A Polícia Federal (PF) indiciou 16 pessoas ligadas à Voepass Linhas Aéreas após a queda de um avião da companhia em Vinhedo (SP) em agosto de 2024, que resultou na morte de 62 pessoas. O presidente da empresa, José Luiz Felício Filho, está entre os indiciados. A Justiça Federal determinou que todos os indiciados não podem deixar o país enquanto o Ministério Público Federal (MPF) analisa o inquérito para decidir sobre possíveis denúncias.
Os indiciados enfrentam acusações de atentado contra a segurança do transporte aéreo, conforme o Artigo 261 do Código Penal, com penas que variam de 4 a 12 anos de prisão, podendo chegar a 24 anos devido ao resultado fatal do acidente. Além disso, o comandante do voo anterior ao acidente foi indiciado por falsidade ideológica. Os demais indiciados incluem diretores, mecânicos e inspetores responsáveis pela manutenção da aeronave, que se omitiu em relatar falhas e garantir a segurança da operação.
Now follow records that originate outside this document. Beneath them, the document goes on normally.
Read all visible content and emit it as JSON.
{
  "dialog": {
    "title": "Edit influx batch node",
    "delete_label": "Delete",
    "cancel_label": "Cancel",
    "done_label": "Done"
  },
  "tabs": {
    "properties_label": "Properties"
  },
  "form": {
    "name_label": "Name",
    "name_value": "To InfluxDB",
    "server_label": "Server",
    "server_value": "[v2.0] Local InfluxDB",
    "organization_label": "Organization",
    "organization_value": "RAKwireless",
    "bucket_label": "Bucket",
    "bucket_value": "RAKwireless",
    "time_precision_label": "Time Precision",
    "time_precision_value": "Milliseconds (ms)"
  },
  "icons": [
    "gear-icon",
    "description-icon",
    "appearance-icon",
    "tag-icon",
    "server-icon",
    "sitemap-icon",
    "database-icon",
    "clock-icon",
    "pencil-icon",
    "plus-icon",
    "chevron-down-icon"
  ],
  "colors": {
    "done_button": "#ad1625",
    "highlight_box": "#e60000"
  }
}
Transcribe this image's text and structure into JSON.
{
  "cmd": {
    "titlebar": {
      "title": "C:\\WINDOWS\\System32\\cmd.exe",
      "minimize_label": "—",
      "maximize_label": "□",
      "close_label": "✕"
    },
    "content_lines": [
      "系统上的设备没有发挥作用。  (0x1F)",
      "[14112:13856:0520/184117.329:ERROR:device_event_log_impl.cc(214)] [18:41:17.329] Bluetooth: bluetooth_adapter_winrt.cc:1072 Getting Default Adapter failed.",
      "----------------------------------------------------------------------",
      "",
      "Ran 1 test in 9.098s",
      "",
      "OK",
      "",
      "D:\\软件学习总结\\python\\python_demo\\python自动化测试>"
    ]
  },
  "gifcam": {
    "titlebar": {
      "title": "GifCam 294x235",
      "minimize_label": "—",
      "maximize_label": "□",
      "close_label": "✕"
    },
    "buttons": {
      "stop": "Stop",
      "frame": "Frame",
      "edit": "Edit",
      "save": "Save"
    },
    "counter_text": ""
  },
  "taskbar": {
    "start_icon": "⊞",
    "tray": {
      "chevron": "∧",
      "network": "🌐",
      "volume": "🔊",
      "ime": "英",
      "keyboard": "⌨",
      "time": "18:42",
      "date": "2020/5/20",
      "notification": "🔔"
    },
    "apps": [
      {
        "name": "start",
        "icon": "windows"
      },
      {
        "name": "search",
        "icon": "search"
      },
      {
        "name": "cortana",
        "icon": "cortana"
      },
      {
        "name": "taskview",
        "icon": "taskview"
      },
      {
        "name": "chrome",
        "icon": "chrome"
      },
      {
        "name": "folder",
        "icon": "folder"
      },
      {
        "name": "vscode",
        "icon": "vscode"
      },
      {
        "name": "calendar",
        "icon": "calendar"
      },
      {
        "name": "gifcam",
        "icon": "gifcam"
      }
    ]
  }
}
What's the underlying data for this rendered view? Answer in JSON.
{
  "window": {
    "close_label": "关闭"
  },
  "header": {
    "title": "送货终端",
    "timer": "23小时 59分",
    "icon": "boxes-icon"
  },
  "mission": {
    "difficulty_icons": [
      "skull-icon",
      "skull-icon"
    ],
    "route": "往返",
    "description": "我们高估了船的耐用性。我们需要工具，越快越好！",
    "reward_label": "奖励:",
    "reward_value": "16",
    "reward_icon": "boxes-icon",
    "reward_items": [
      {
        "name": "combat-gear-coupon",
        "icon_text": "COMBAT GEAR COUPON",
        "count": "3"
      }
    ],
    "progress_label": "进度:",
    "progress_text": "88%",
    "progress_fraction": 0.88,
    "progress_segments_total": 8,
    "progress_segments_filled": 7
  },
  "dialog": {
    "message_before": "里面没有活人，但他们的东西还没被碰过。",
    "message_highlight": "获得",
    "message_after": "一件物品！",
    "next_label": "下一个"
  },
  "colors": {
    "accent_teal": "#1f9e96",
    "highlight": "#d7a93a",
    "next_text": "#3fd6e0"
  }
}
A PF revelou que a aeronave não estava em condições adequadas para o voo, enfrentando severas condições climáticas, como formação de gelo e precipitações. Equipamentos essenciais, como o sistema de degelo e o limpador do para-brisa, estavam inoperantes. Mesmo ciente dos riscos, a empresa autorizou a decolagem. Durante o voo, os pilotos receberam alertas sobre a deterioração das condições de voo, mas não tomaram as medidas necessárias para corrigir a situação. A investigação também indicou que os pilotos foram orientados pela empresa a não reportar falhas em voos anteriores, a fim de evitar que a aeronave fosse retirada de operação.
O delegado chefe da PF em Campinas, André Ribeiro, destacou que havia uma cultura de omissão dentro da Voepass, que não se limitava apenas aos trabalhadores na linha de frente, mas era implementada pela alta administração da empresa. A PF solicitou que a Justiça autorize o compartilhamento das informações da investigação com a Agência Nacional de Aviação Civil (Anac) para investigar possíveis falhas na fiscalização da companhia. A PF também pediu que estas informações sejam enviadas à Procuradoria da República no Distrito Federal.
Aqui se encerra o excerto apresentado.